Tropical glaciers can provide climatic information through changes in ice area through time and from ice core records contained within them. The glaciers near Puncak Jaya in Papua, Indonesia are the last remaining glaciers in the tropical West Pacific. Several satellite based studies have been conducted to assess the glacier recession through the area, but few intensive field and no ice cores studies have been conducted on these glaciers. A field expedition to Papua highland was conducted in May - June 2010 to drill ice cores from these glaciers and to collect rain samples from different elevation in the vicinity.
Three ice cores were drilled, two to bedrock measuring 32.13 m (D1) and 31.25 m (D1B) in length and the third measuring 26.19 m (D2) in length. The stable isotope records were reproducible between the longer cores with significant δ18O variability of 5 to 6‰. High aerosol events were identified between 20 and 29 meters depth and in the top eight meters. This suggests that there is no melting throughout the glacier. The dating of D1 core has not been completed yet. Low tritium concentration in D1 core and high tritium concentration recorded in precipitation at the northern sites of Papua suggests that the glaciers may have melted below the 1950s/1960s bomb horizons.

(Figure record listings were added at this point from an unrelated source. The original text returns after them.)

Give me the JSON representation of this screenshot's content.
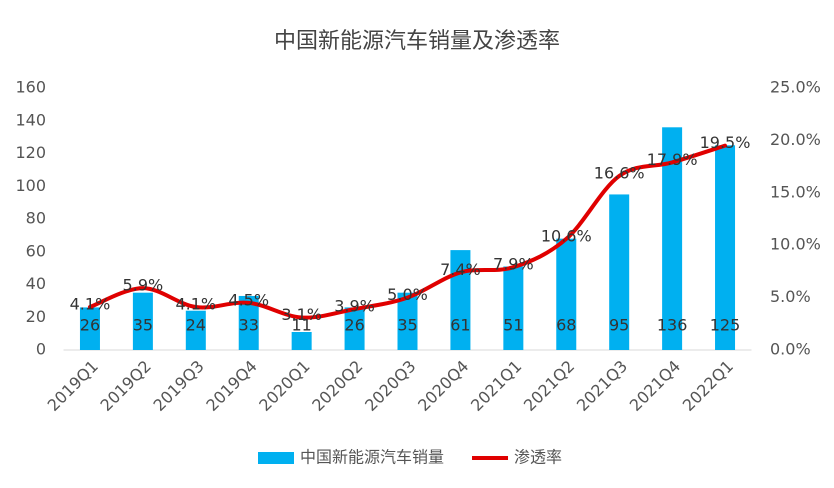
{
  "chart_data": {
    "type": "bar-line",
    "title": "中国新能源汽车销量及渗透率",
    "categories": [
      "2019Q1",
      "2019Q2",
      "2019Q3",
      "2019Q4",
      "2020Q1",
      "2020Q2",
      "2020Q3",
      "2020Q4",
      "2021Q1",
      "2021Q2",
      "2021Q3",
      "2021Q4",
      "2022Q1"
    ],
    "series": [
      {
        "name": "中国新能源汽车销量",
        "color": "#00b0f0",
        "kind": "bar",
        "values": [
          26,
          35,
          24,
          33,
          11,
          26,
          35,
          61,
          51,
          68,
          95,
          136,
          125
        ]
      },
      {
        "name": "渗透率",
        "color": "#e00000",
        "kind": "line",
        "axis": "y2",
        "values": [
          4.1,
          5.9,
          4.1,
          4.5,
          3.1,
          3.9,
          5.0,
          7.4,
          7.9,
          10.6,
          16.6,
          17.9,
          19.5
        ],
        "value_labels": [
          "4.1%",
          "5.9%",
          "4.1%",
          "4.5%",
          "3.1%",
          "3.9%",
          "5.0%",
          "7.4%",
          "7.9%",
          "10.6%",
          "16.6%",
          "17.9%",
          "19.5%"
        ]
      }
    ],
    "ylim": [
      0,
      160
    ],
    "yticks": [
      0,
      20,
      40,
      60,
      80,
      100,
      120,
      140,
      160
    ],
    "y2lim": [
      0,
      25
    ],
    "y2ticks": [
      {
        "value": 0,
        "label": "0.0%"
      },
      {
        "value": 5,
        "label": "5.0%"
      },
      {
        "value": 10,
        "label": "10.0%"
      },
      {
        "value": 15,
        "label": "15.0%"
      },
      {
        "value": 20,
        "label": "20.0%"
      },
      {
        "value": 25,
        "label": "25.0%"
      }
    ],
    "legend": "bottom"
  }
}
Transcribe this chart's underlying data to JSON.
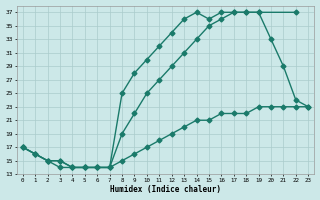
{
  "xlabel": "Humidex (Indice chaleur)",
  "bg_color": "#cce8e8",
  "line_color": "#1a7a6a",
  "xlim": [
    -0.5,
    23.5
  ],
  "ylim": [
    13,
    38
  ],
  "yticks": [
    13,
    15,
    17,
    19,
    21,
    23,
    25,
    27,
    29,
    31,
    33,
    35,
    37
  ],
  "xticks": [
    0,
    1,
    2,
    3,
    4,
    5,
    6,
    7,
    8,
    9,
    10,
    11,
    12,
    13,
    14,
    15,
    16,
    17,
    18,
    19,
    20,
    21,
    22,
    23
  ],
  "line1_x": [
    0,
    1,
    2,
    3,
    4,
    5,
    6,
    7,
    8,
    9,
    10,
    11,
    12,
    13,
    14,
    15,
    16,
    17,
    18,
    19,
    22
  ],
  "line1_y": [
    17,
    16,
    15,
    14,
    14,
    14,
    14,
    14,
    25,
    28,
    30,
    32,
    34,
    36,
    37,
    36,
    37,
    37,
    37,
    37,
    37
  ],
  "line2_x": [
    0,
    1,
    2,
    3,
    4,
    5,
    6,
    7,
    8,
    9,
    10,
    11,
    12,
    13,
    14,
    15,
    16,
    17,
    18,
    19,
    20,
    21,
    22,
    23
  ],
  "line2_y": [
    17,
    16,
    15,
    15,
    14,
    14,
    14,
    14,
    19,
    22,
    25,
    27,
    29,
    31,
    33,
    35,
    36,
    37,
    37,
    37,
    33,
    29,
    24,
    23
  ],
  "line3_x": [
    0,
    1,
    2,
    3,
    4,
    5,
    6,
    7,
    8,
    9,
    10,
    11,
    12,
    13,
    14,
    15,
    16,
    17,
    18,
    19,
    20,
    21,
    22,
    23
  ],
  "line3_y": [
    17,
    16,
    15,
    15,
    14,
    14,
    14,
    14,
    15,
    16,
    17,
    18,
    19,
    20,
    21,
    21,
    22,
    22,
    22,
    23,
    23,
    23,
    23,
    23
  ],
  "grid_color": "#aacccc",
  "marker": "D",
  "markersize": 2.5,
  "linewidth": 1.0
}
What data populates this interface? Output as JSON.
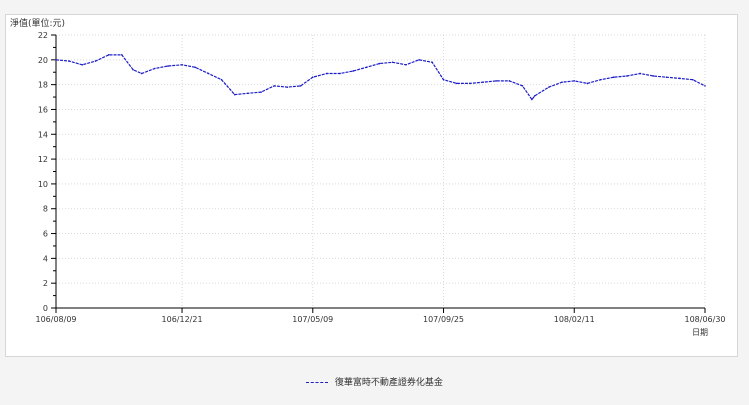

Eighty three rain samples were collected from different altitudes in the southern part of Papua. The analysis results suggest that the altitude effect dominates in the Papua region. The isotopic lapse rate is about 0.23‰/100 m and 1.80‰/100 m for δ18O and δD, respectively, greater than the continentality effect of 0.09‰/km. The isotopic compositions of the rain samples generally fall on the global meteoric water line. The meteorological data analysis from automated weather stations arrayed extending from the southern coastal region up to near the glaciers shows that the surface lapse rate is about 5°C/km. Greater diurnal temperature differences are identified at below 2,500 m a.s.l and at above 3,500 m a.s.l. The highest average precipitation of ~12,500 mm/ year is recorded at an elevation of 617 m. Above 600 m a.s.l, the daytime precipitation is higher than during the night.
For short-term assessment of controls on precipitation isotopic composition, the results indicate that the temperature effect, in association with the altitude effect, is stronger than the amount effect on a daily basis for June 2010. In longer term, the amount effect is stronger than the temperature effect on a monthly basis, while on six-month average basis both the temperature effect and the amount effect prevail in this region. The monthly d-excess value of precipitation is positively correlated with relative humidity and negatively correlated with local wind speed on 12-month running mean.
Comparisons were made of the top 32 meters of ice cores from Kilimanjaro, Tanzania (NIF3); Quelccaya, Peru (SD); and Papua, Indonesia (D1). The results show that similar mean isotopic compositions are found between D1 core and SD core. This may indicate an ENSO connection between these glacier locations. The more enriched isotopic composition in NIF3 core may result from drier conditions in tropical Africa. The highest dust and major ion concentrations occur in NIF3 core, which may be due primarily to low precipitation and to the existence of deserts as possible main aerosol sources. The dust and major ions in the Quelccaya ice core may come from the Amazon Basin. The Papua ice core is the cleanest of the three sites since its location is surrounded by oceans.